Sementara itu, Sekretaris Daerah Kabupaten Rokan Hilir, Fauzi Efrizal, S.Sos., M.Si, menyebutkan bahwa dokumen yang beredar masih berupa rancangan awal.
“Itu baru kita susun sesuai dengan kondisi keuangan daerah kita, belum final,” ujar Sekda saat dikonfirmasi Kamis (11/12/2025).
Meski disebut belum final, publik menilai transparansi sangat dibutuhkan, mengingat angka-angka yang beredar menyangkut kesejahteraan ribuan calon PPPK paruh waktu.
Mengacu pada kebijakan pemerintah pusat sebagaimana dilansir Kompas.com, terdapat dua patokan utama dalam penentuan gaji PPPK paruh waktu, yakni:
Pendapatan terakhir saat masih berstatus tenaga honorer/non-ASN, atau Upah Minimum Provinsi/Kabupaten/Kota (UMP/UMK) sesuai lokasi penugasan.
Ketentuan tersebut secara tegas diatur dalam Keputusan Menteri PAN-RB Nomor 16 Tahun 2025, yang menyebutkan:
“PPPK paruh waktu diberikan upah paling sedikit sesuai dengan besaran yang diterima saat menjadi pegawai non-ASN atau sesuai upah minimum wilayah.”
Dengan regulasi ini, pemerintah pusat menegaskan bahwa tidak boleh terjadi penurunan penghasilan ketika tenaga honorer beralih status menjadi PPPK paruh waktu.

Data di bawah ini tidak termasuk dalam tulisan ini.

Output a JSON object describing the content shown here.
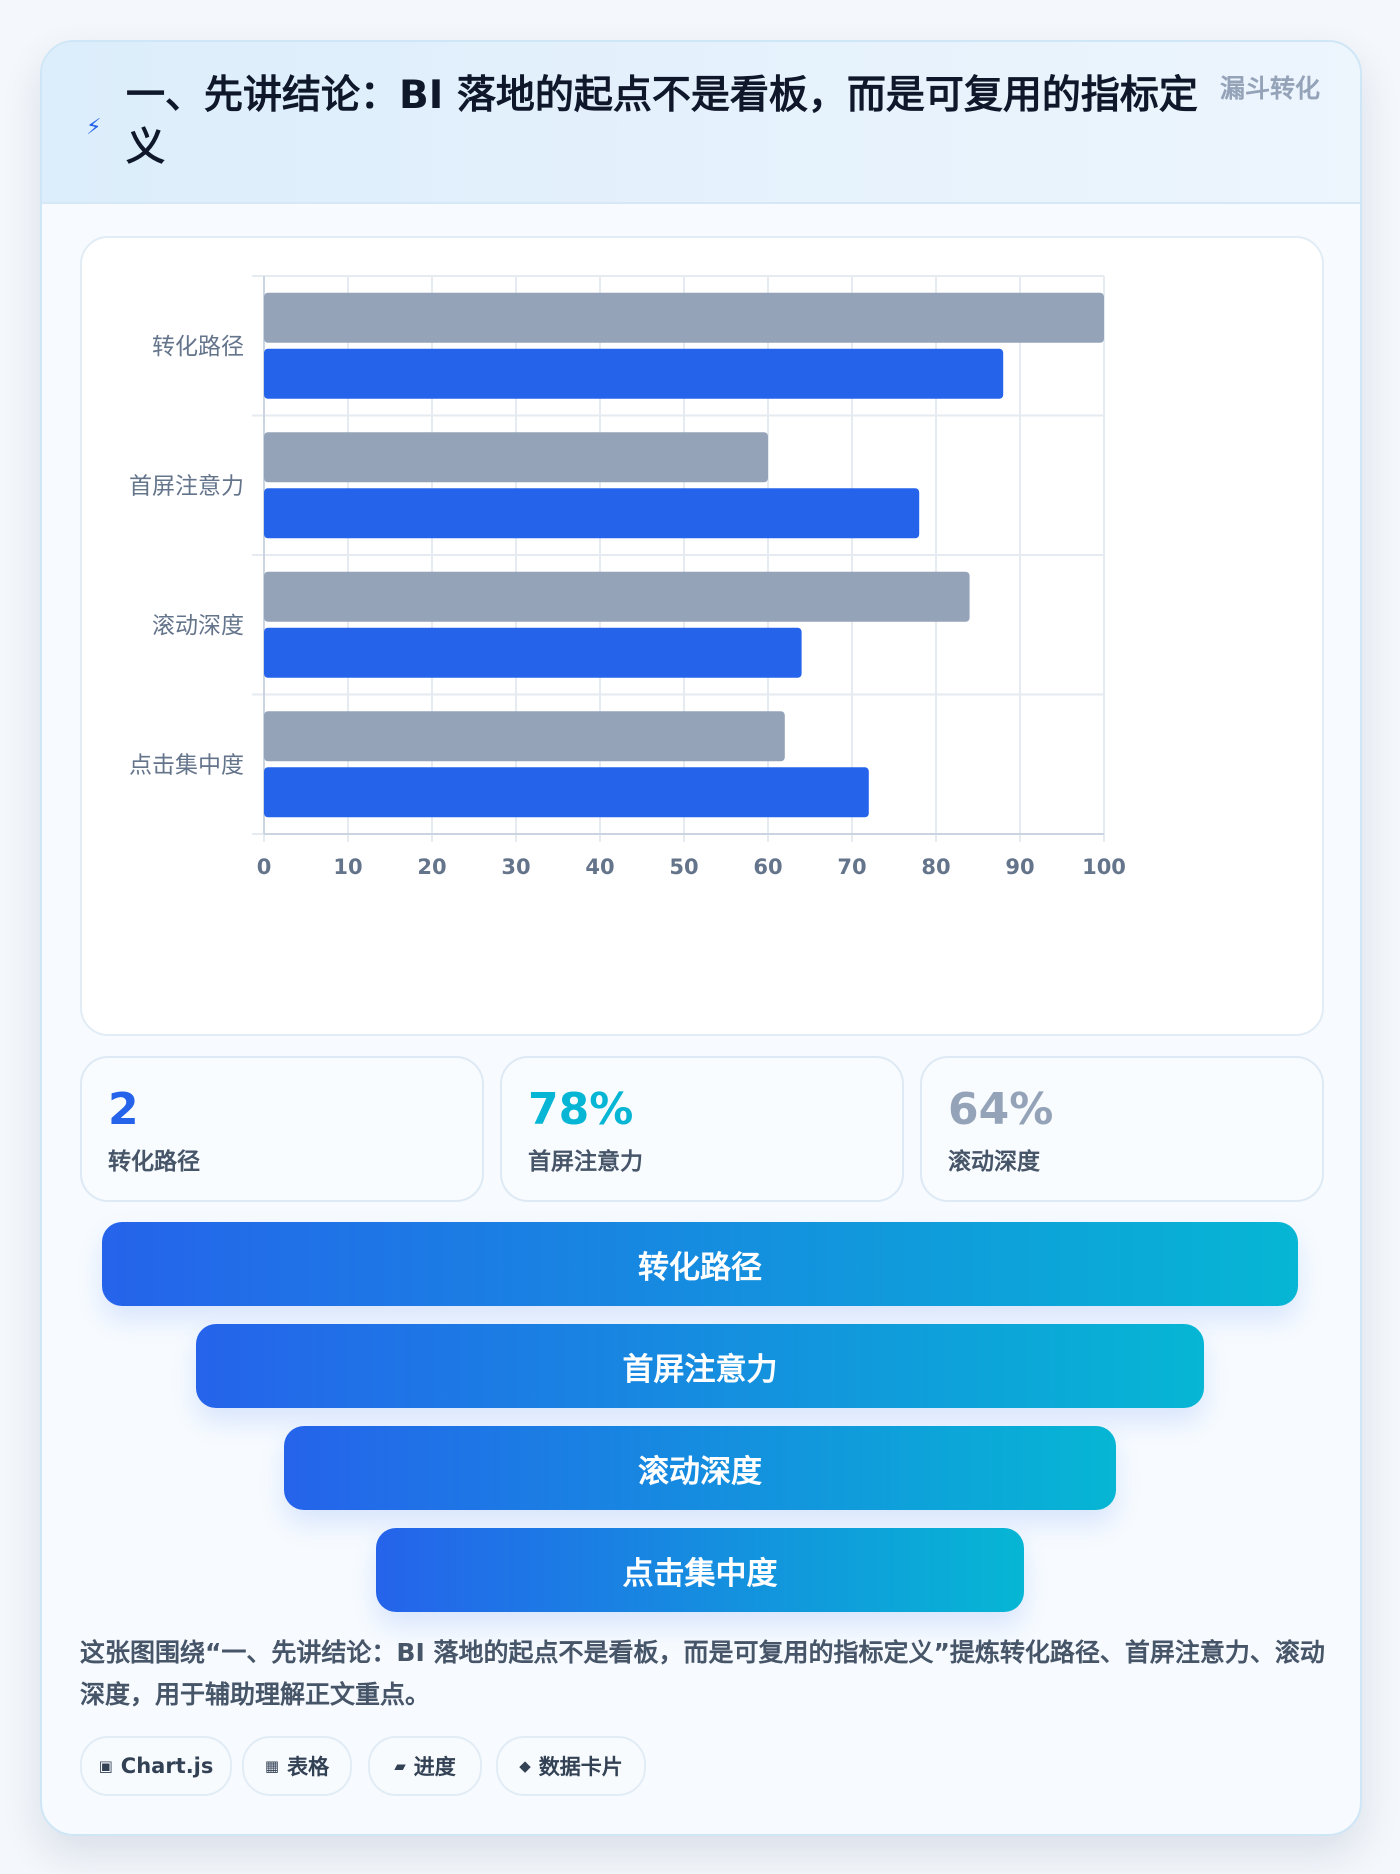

Sebagai perbandingan, Untuk tahun 2025, Upah Minimum Kabupaten (UMK) Rokan Hilir tercatat sebesar Rp 3.548.818. Angka tersebut jauh di atas usulan gaji Rp 1 juta yang tercantum dalam dokumen standar harga Pemkab Rokan Hilir.

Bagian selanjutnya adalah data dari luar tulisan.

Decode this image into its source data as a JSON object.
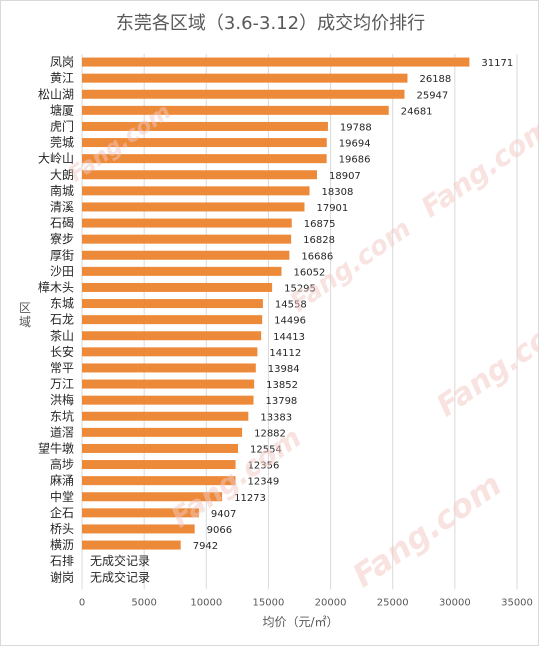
{
  "watermark": "Fang.com",
  "chart_data": {
    "type": "bar",
    "orientation": "horizontal",
    "title": "东莞各区域（3.6-3.12）成交均价排行",
    "xlabel": "均价（元/㎡）",
    "ylabel": "区域",
    "xlim": [
      0,
      35000
    ],
    "xticks": [
      0,
      5000,
      10000,
      15000,
      20000,
      25000,
      30000,
      35000
    ],
    "grid": true,
    "bar_color": "#ed8a3a",
    "categories": [
      "凤岗",
      "黄江",
      "松山湖",
      "塘厦",
      "虎门",
      "莞城",
      "大岭山",
      "大朗",
      "南城",
      "清溪",
      "石碣",
      "寮步",
      "厚街",
      "沙田",
      "樟木头",
      "东城",
      "石龙",
      "茶山",
      "长安",
      "常平",
      "万江",
      "洪梅",
      "东坑",
      "道滘",
      "望牛墩",
      "高埗",
      "麻涌",
      "中堂",
      "企石",
      "桥头",
      "横沥",
      "石排",
      "谢岗"
    ],
    "values": [
      31171,
      26188,
      25947,
      24681,
      19788,
      19694,
      19686,
      18907,
      18308,
      17901,
      16875,
      16828,
      16686,
      16052,
      15295,
      14558,
      14496,
      14413,
      14112,
      13984,
      13852,
      13798,
      13383,
      12882,
      12554,
      12356,
      12349,
      11273,
      9407,
      9066,
      7942,
      null,
      null
    ],
    "no_data_label": "无成交记录"
  }
}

Tak hanya itu, regulasi juga menegaskan bahwa gaji PPPK paruh waktu tidak dibedakan berdasarkan jenjang pendidikan. Lulusan SMA maupun sarjana S1 menerima besaran gaji yang sama, karena acuan utama adalah jam kerja, bukan tingkat akademik.

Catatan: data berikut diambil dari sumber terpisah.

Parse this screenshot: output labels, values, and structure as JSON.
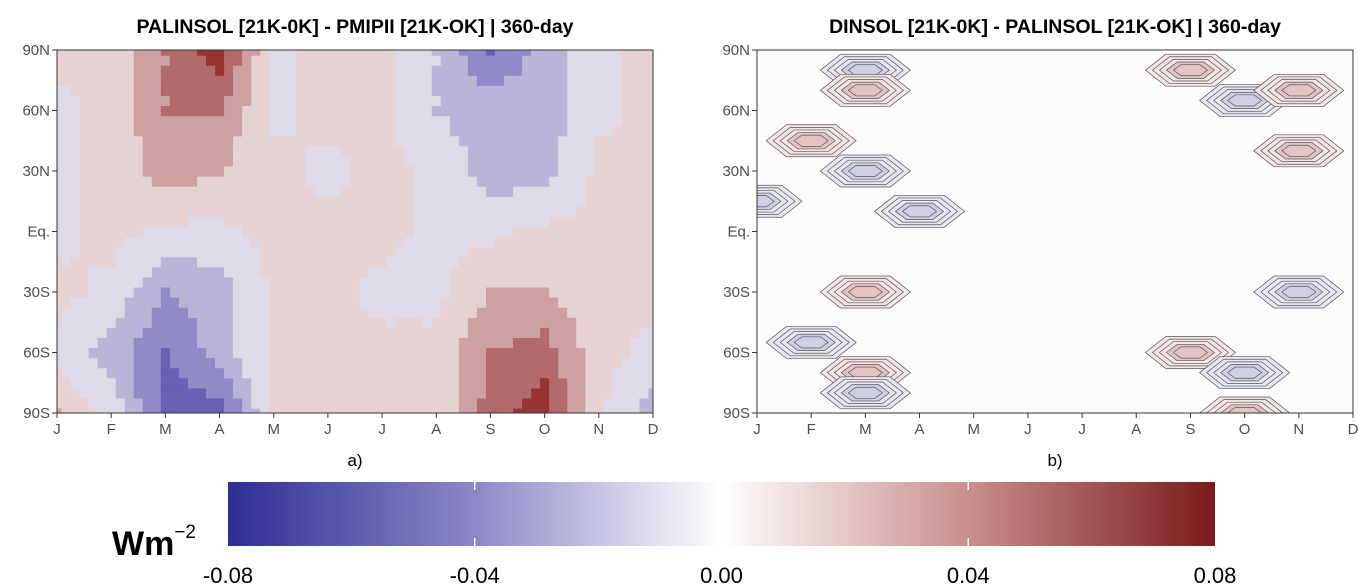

Sejumlah tenaga operasional berpendidikan SMA/SLTA mengaku kaget dan kecewa setelah mengetahui besaran gaji dalam dokumen tersebut. Mereka menyebut angka itu lebih rendah dibandingkan honor yang diterima saat masih berstatus tenaga non-ASN.
“Kalau benar Rp 1 juta, itu jelas turun dari yang kami dapat sebelumnya. Kami kaget lihat daftar itu,” ujar seorang operator, sebut saja Leman.
Sebelumnya, para tenaga non-ASN di lingkungan Pemkab Rokan Hilir menerima honor sekitar Rp 2 juta per bulan. Kondisi ini memicu kekhawatiran bahwa perubahan status justru akan memperburuk kesejahteraan mereka.
Dalam regulasi yang sama, pemerintah pusat juga menegaskan bahwa pendanaan gaji PPPK paruh waktu tidak harus bersumber dari belanja pegawai.
Pendanaan dapat diambil dari pos lain sesuai kebijakan instansi dan kemampuan keuangan daerah. Artinya, keterbatasan anggaran belanja pegawai tidak dapat dijadikan alasan untuk menetapkan gaji di bawah standar minimum.
Sementara untuk tunjangan dan Tunjangan Hari Raya (THR), besarannya memang menyesuaikan kebijakan masing-masing daerah dan kondisi anggaran. Namun demikian, gaji pokok tetap wajib mengikuti ketentuan minimal yang diatur pemerintah pusat.
Minimnya penjelasan dari BKPSDM Rokan Hilir membuat polemik kian meluas. Publik mendesak pemerintah daerah segera melakukan evaluasi serta membuka secara transparan dasar perhitungan standar gaji tahun anggaran 2026.
Masyarakat berharap kebijakan yang diambil tidak bertentangan dengan regulasi nasional dan benar-benar berpihak pada kesejahteraan calon PPPK paruh waktu yang selama ini bekerja serius menopang pelayanan publik di Kabupaten Rokan Hilir.